In 2018, Pip Nicholson was appointed Dean of Melbourne Law School. Previously, Pip served as Director of the Asian Law Centre while also directing its Vietnam Program. Pip holds a BA/LLB, as well as a PhD from the University of Melbourne.
Image: Jorge de Araujo, Artificial Studios
1. In Sheryl Sandberg’s book, Lean In, she argues that there are barriers in the workplace which still prevent women from taking up leadership roles. How does the law school mitigate these barriers?
I think the university works very hard to try and reduce the barriers that adversely impact women in their careers. This work is not complete and we should not be complacent, but parts of this university started working on these issue a long time ago.
The law school is one of the places where there was an extraordinary activism to enable staff to succeed whatever the personal attributes with which they travel, including gender. Having feminists who questioned structures and asked how structures or systems excluded women meant that MLS adapted some practices and policies, for example, twenty-five ago. The activism by women at MLS has seen cultural, practical and policy change that has enabled women here.
By way of example, a great impediment for female academics was the requirement that you go overseas every three years to take sabbatical.

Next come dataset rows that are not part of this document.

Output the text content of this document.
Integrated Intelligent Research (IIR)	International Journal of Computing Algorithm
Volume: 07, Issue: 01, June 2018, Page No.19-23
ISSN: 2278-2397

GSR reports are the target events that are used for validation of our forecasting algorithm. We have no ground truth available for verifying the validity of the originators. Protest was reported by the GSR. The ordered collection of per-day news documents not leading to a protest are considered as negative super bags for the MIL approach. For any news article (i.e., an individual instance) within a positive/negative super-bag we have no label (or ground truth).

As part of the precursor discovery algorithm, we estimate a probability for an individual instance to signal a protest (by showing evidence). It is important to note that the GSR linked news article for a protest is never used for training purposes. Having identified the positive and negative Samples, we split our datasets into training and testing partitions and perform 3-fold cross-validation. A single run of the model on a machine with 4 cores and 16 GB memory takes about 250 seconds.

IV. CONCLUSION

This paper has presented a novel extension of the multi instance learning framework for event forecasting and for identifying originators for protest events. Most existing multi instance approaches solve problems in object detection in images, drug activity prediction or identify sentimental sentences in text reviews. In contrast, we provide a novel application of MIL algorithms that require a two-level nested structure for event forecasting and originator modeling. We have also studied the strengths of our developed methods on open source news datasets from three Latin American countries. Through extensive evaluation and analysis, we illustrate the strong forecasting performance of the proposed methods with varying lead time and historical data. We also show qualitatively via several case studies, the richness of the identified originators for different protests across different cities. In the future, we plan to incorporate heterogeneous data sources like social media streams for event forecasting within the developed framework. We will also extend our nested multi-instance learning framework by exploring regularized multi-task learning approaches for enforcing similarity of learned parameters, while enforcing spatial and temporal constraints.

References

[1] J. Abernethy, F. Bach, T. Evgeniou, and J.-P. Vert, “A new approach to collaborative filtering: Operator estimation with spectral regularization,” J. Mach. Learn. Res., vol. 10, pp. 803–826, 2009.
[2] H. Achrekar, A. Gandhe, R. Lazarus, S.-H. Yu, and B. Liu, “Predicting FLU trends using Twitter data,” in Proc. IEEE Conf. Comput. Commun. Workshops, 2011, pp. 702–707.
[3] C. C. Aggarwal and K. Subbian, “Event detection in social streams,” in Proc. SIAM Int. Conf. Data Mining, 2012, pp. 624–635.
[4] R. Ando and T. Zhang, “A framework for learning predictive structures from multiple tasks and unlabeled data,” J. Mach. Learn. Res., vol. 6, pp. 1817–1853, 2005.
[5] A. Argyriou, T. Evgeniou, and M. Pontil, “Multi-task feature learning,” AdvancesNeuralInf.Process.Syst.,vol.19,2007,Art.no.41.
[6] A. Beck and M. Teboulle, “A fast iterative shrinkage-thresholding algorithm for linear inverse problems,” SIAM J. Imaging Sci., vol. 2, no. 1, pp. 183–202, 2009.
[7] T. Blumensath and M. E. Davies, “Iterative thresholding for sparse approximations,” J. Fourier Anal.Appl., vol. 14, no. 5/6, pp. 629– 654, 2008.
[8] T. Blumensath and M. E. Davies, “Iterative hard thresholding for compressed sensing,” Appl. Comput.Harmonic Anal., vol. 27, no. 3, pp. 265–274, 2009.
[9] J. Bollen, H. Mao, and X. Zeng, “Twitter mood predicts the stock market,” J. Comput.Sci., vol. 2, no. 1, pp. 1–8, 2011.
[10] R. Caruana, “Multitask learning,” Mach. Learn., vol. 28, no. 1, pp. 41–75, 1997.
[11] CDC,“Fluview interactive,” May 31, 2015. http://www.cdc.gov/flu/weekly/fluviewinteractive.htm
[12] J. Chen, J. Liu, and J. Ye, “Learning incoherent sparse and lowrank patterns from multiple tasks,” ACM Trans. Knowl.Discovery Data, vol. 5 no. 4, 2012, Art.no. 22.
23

This was not easy to do with a family or with a working partner. It was a model that was established when there were largely single income families. Dependents, either spouses or children, were expected to travel or stay at home with a “carer” parent. When Deputy Dean, Jenny Morgan, worked with others to be able to approve sabbatical without the need to be abroad for 3 months. Effectively the need to uproot family and ask your partner to give up work was removed. There is now more flexibility around this structural impediment for working academics.
Working remotely is also opening up extraordinary opportunities for the entire workforce. It will be interesting in ten years time how this is integrated more widely across the university. At the moment, many academics will work from home either one or two days a week but this is often opportunistic. In the future, I imagine we will better take advantage of some of the opportunities that technology is affording us and make structural changes.
2. You have a background in the Vietnamese legal system and you were also Director of Melbourne’s Asian Law Centre. Why is it important to have a global legal awareness?
I think it is critical to have a global legal awareness, but not at the expense of an awareness of legal institutions locally and nationally.
When this Law School was established, 161 years ago, it was a law school for the state. After federation, and as the legal system developed, a national legal teaching and research program was essential. Finally, as the world has shrunk around us, we have been acutely aware of the need to be an outward looking law school. We teach and research private and public international law, the different legal systems of the Asian region and laws in Europe also. We can be absolutely confident that our graduates will work in all these fields. We enable an extraordinary breadth of opportunity to match students’ interests.
On a personal level, my father was a diplomat and I was born in Thailand to a family who was at the time living in Phnom Penh. I first went to Vietnam in 1992 at the invitation of a friend who was an economist. He rightly counselled that Vietnam’s introduction of its Renovation Policy, in 1987, would have extraordinary legal reform consequences.
I was lucky enough to obtain an internship with LEADCO in 1992, the first licensed private law firm in Vietnam. I spent 6 months with them in Hanoi. At that time, there were only about half a dozen of foreign lawyers living in Hanoi. In the 25 years since then, the legal system and the laws have been utterly transformed. The scale of reform is very hard for those living in a democratic state to imagine. My particular interest was dispute resolution and the court system. These systems struggled (and continue to adapt slowly) with reform, partly because they are integral to the political system.
Going to Vietnam was a life changing opportunity. Who would have known that I would then come back and do a masters in public policy at ANU? And then return to Melbourne to do a thesis on to what extent the Vietnamese courts diverged from their Soviet counterparts? Had I not gone to Vietnam as an intern, none of that would have happened. You make these decisions when you’re young and have just graduated, and they may open up a lifetime of learning and opportunity. I do believe in happenstance and I’m a big believer in taking risks. Take an opportunity and see where it takes you.
3. What is your favourite memory of Melbourne Law School?
One is Robin Sharwood’s history classes. He taught international legal history and specifically the founding of the United Nations. He had this click button slide projector, and in those days, this was innovative teaching. He was a formidable storyteller and very inspiring. He was challenging us to think about the consequences of designing new institutions in particular ways. A challenge that I have embraced in working on legal reform in Vietnam, for example.
One day, Dr Sharwood summoned me to his office and asked me to read my exam paper to him. I admitted that I had trouble reading it and he said well imagine how your examiner is suffering! I learned I had to write more legibly. I remain inordinately grateful to Robin for the care he demonstrated in taking the time to point out my illegible writing. He advised me during my doctoral studies also.
I had always been a keen history student and I did come back to history with my doctoral studies. It is Robin’s picture that I walk past on the way to my office each morning. I am reminded of his generous spirit, sense of history and its importance, and his courtesy every morning.